On the basis of the measured code metrics, coming from the real data sources used in the commercial software development project, we concluded that the source code is characterized by the relatively high level of duplication and cognitive complexity (as shown in the Sect. 4.1).

On the other hand, the number of commented lines is low (below 4% in relation to the total number of code lines).

Those metrics negatively impact (decreases) product factors, namely code analyzability and adaptability, what can be significant limitation in case of further reuse of code, decreasing the level of code maintainability. In this case, the maintainability was expressed as quality factor, that determines high-level strategic decision making in the inspected project.

Results of our experiment have been provided to the product owner and top management of the company responsible for the software development.

Therefore, after deploying our solution and our initial findings, the corrective actions were taken in relation to the software development processes in the company.

Our concept and implementation now evolves towards the advanced system that will use the calculated metrics in order to help in meeting quality requirements, better plan tasks and issues, better assign tasks to particular developers, and finally, meet strategic indicators of the product and organization (such as time to market, etc.).

The challenge and the need expressed by senior staff and product owners is the ability to plan and assign tasks and sprints. Indeed, looking at the proposed and calculated metrics allows for taking such decisions with more knowledge and situational awareness, also showing the hidden correlations between various aspects in the projects.

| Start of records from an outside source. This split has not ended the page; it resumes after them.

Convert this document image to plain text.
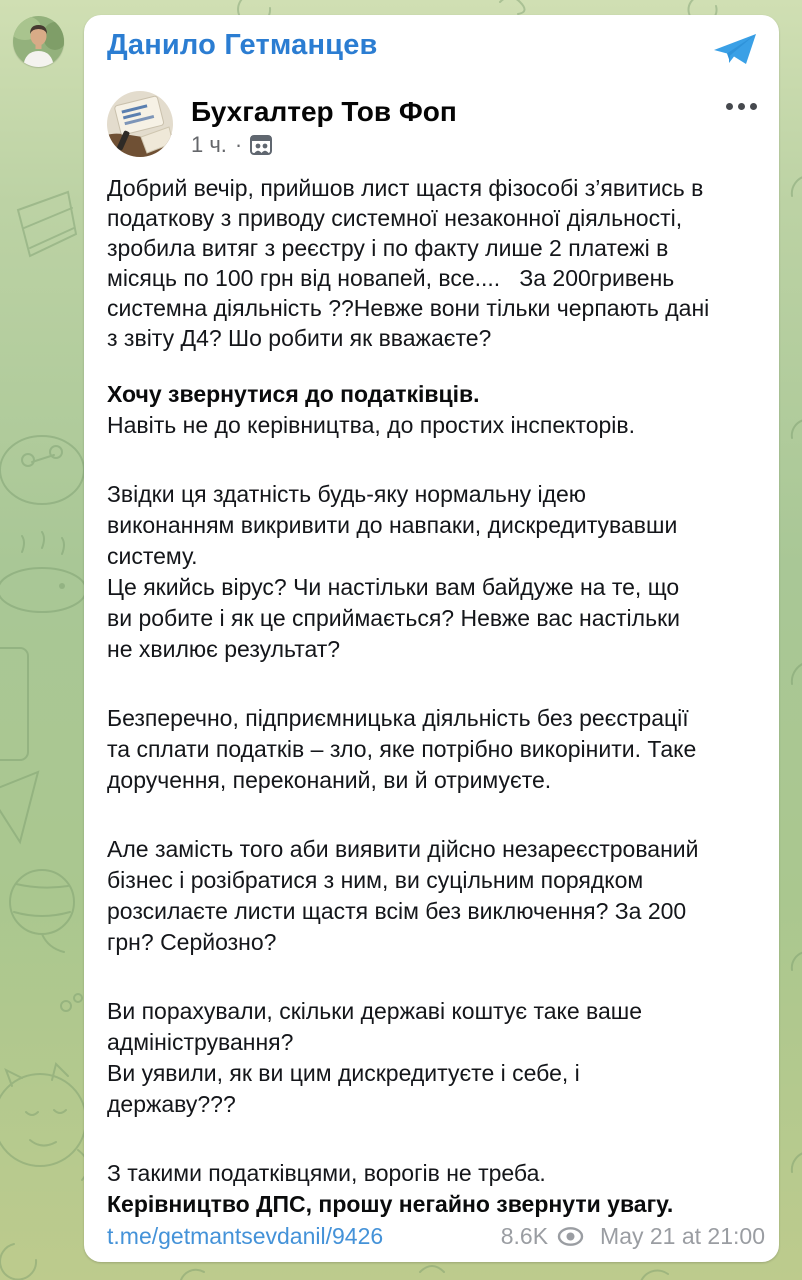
Данило Гетманцев
Бухгалтер Тов Фоп
1 ч. ·
Добрий вечір, прийшов лист щастя фізособі з’явитись в
податкову з приводу системної незаконної діяльності,
зробила витяг з реєстру і по факту лише 2 платежі в
місяць по 100 грн від новапей, все....   За 200гривень
системна діяльність ??Невже вони тільки черпають дані
з звіту Д4? Шо робити як вважаєте?
Хочу звернутися до податківців.
Навіть не до керівництва, до простих інспекторів.
Звідки ця здатність будь-яку нормальну ідею
виконанням викривити до навпаки, дискредитувавши
систему.
Це якийсь вірус? Чи настільки вам байдуже на те, що
ви робите і як це сприймається? Невже вас настільки
не хвилює результат?
Безперечно, підприємницька діяльність без реєстрації
та сплати податків – зло, яке потрібно викорінити. Таке
доручення, переконаний, ви й отримуєте.
Але замість того аби виявити дійсно незареєстрований
бізнес і розібратися з ним, ви суцільним порядком
розсилаєте листи щастя всім без виключення? За 200
грн? Серйозно?
Ви порахували, скільки державі коштує таке ваше
адміністрування?
Ви уявили, як ви цим дискредитуєте і себе, і
державу???
З такими податківцями, ворогів не треба.
Керівництво ДПС, прошу негайно звернути увагу.
t.me/getmantsevdanil/9426	8.6K May 21 at 21:00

It is worth to mention, that some of the metrics should have high values (in other words high values are desirable), while some other metrics should have lower values (in other words lower values or zeros are desirable) and the proposed solution takes it into account and normalizes the results or adjusts visualization.

Furthermore, the consortium works on the module for generation the quality requirements and matching them to the project status expressed in the calculated metrics. Those automatically generated requirements (quality requirements for the code) will support the decisions taken by product owners.

Moreover, the what-if analysis could be used to simulate and show the different courses of taken actions [similarly as for example in the critical infrastructures protection services (Kozik et al. 2015)].

5 Conclusions

In this paper, we presented the Q-Rapids framework architecture for advanced analysis of the software quality related data. We presented the concept, architecture, practical deployment at external software development company as well as the initial results. The goal is to support rapid software development process to meet quality requirements and customer needs.

Our initial results prove that after such data analysis the valuable lessons learnt and software development metrics are provided to relevant roles in the company. Our future work is devoted to enlarging the set of the analyzed data sources (e.g. JIRA etc.), calculation of more metrics, product factors and strategic indicators, using the logs from the running products, and last but not least, to provide mechanism prediction based on advanced machine learning techniques (Andrysiak et al. 2014).

Of course, we are continuously in the process of validating our solution at more use-cases internal and external to the project (large and small software development companies).